While some fitness myths, such as “no pain, no gain,” are fading fast, many myths about exercise still exist. Here are some common ones and the truth about them.
1. Physical activity only counts if you do it for long periods
You don’t need to be active for prolonged periods to get the amount of recommended physical activity, which is at least 150 minutes, or 2 hours and 30 minutes, of moderate-intensity physical activity each week.
An example of moderate-intensity activity is brisk walking. You can spread these sessions out over the week and even do short, 10-minute spurts of activity 3 times a day on 5 or more days a week. Remember, any amount of physical activity counts! If you can’t hit the recommended 150 minutes a week right away, it’s okay! Some physical activity is better than none.
2. Lifting weights is not a good way to improve your health or lose weight because it will make you “bulk up”
Lifting weights or doing other weight-training activities 2 or 3 days a week that may help you build strong muscles, such as push-ups and some types of yoga, will not bulk you up. Only intense strength training, along with certain genes, can build large muscles.
Like other kinds of physical activity, muscle-strengthening activities will help improve your health and may help you control your weight by increasing the amount of energy-burning muscle. It’s also important for increasing or maintaining bone density.
3. Exercise is a waste of time unless you work out hard and often
This kind of thinking keeps a lot of people from sticking to an exercise program. Thirty minutes of moderate-intensity exercise, five times a week is all you need to maintain your weight and reduce your risk of heart disease, diabetes, and some cancers. Walking, bicycling, and swimming are all good ways to exercise at a modest pace.
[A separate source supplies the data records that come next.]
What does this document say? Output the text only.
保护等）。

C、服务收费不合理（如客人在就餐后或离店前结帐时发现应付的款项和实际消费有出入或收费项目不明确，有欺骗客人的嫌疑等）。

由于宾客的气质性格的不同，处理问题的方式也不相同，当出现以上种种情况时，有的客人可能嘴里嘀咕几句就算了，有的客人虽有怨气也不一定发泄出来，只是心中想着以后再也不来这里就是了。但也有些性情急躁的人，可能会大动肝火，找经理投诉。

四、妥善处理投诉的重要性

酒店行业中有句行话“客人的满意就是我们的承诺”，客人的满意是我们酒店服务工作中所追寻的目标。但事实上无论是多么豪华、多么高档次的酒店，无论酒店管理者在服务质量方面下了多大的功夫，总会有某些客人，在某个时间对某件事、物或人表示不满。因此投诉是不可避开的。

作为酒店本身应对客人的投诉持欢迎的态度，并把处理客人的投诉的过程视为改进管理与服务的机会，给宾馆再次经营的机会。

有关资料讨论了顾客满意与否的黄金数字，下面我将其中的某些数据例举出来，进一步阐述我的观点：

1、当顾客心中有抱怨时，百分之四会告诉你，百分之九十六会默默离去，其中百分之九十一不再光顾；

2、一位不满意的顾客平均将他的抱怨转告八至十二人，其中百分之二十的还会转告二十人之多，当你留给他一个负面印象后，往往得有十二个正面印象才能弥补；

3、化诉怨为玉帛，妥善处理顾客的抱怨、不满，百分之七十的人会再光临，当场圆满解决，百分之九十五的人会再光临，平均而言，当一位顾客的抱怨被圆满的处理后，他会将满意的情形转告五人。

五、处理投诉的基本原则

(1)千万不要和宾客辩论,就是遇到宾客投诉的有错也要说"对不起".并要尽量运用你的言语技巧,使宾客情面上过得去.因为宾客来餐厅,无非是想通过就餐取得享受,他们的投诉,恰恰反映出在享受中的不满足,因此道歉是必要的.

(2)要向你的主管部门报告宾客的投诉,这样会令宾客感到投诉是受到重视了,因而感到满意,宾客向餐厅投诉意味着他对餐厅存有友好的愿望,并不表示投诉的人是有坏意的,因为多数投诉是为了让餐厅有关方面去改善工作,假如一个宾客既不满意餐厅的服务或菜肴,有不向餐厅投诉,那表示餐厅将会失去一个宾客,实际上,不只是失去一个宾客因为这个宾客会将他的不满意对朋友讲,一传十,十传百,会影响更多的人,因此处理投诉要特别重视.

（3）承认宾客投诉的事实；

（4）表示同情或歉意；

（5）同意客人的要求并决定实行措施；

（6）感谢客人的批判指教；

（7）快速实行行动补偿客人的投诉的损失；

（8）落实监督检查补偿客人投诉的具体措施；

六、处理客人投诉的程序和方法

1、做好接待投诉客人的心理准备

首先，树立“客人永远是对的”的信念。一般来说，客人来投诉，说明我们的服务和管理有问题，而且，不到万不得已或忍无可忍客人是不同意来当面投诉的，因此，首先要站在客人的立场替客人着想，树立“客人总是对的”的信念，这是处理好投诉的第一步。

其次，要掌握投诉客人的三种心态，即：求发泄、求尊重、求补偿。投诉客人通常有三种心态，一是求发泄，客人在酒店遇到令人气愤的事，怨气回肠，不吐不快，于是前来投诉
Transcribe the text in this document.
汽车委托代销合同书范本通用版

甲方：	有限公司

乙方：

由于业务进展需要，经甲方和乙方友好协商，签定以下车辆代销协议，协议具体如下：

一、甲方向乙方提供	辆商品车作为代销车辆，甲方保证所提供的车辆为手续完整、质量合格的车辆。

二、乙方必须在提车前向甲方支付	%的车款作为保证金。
4. Yoga is a completely gentle and safe workout
Some forms of yoga are physically and mentally difficult. While injuries are rare, staying in certain positions can cause nerve damage or back pain. Avoiding certain postures and changing others can make yoga safer for most healthy people — even pregnant women.
As with any exercise, proper instruction is needed for a safe workout. If you have a health condition or are pregnant, talk with your doctor or Care Team before trying yoga.
5. You can lose all the weight you want just by exercising
Increasing physical activity is just one part of a successful weight-loss plan. You need to change your eating habits, too. How many pounds you lose may also depend on your genes and what works for one person may not work for another. Still, exercise is an important part of any weight-loss program, and it offers many other health benefits.
6. You can “spot reduce” certain areas of your body
Truth be told, you can do a ton of crunches and sit-ups and never get chiseled abs. It’s not possible to specifically burn off fat from one area of your body. Regular cardio exercise, strength training, and a healthy diet is the best way to get rid of extra body fat.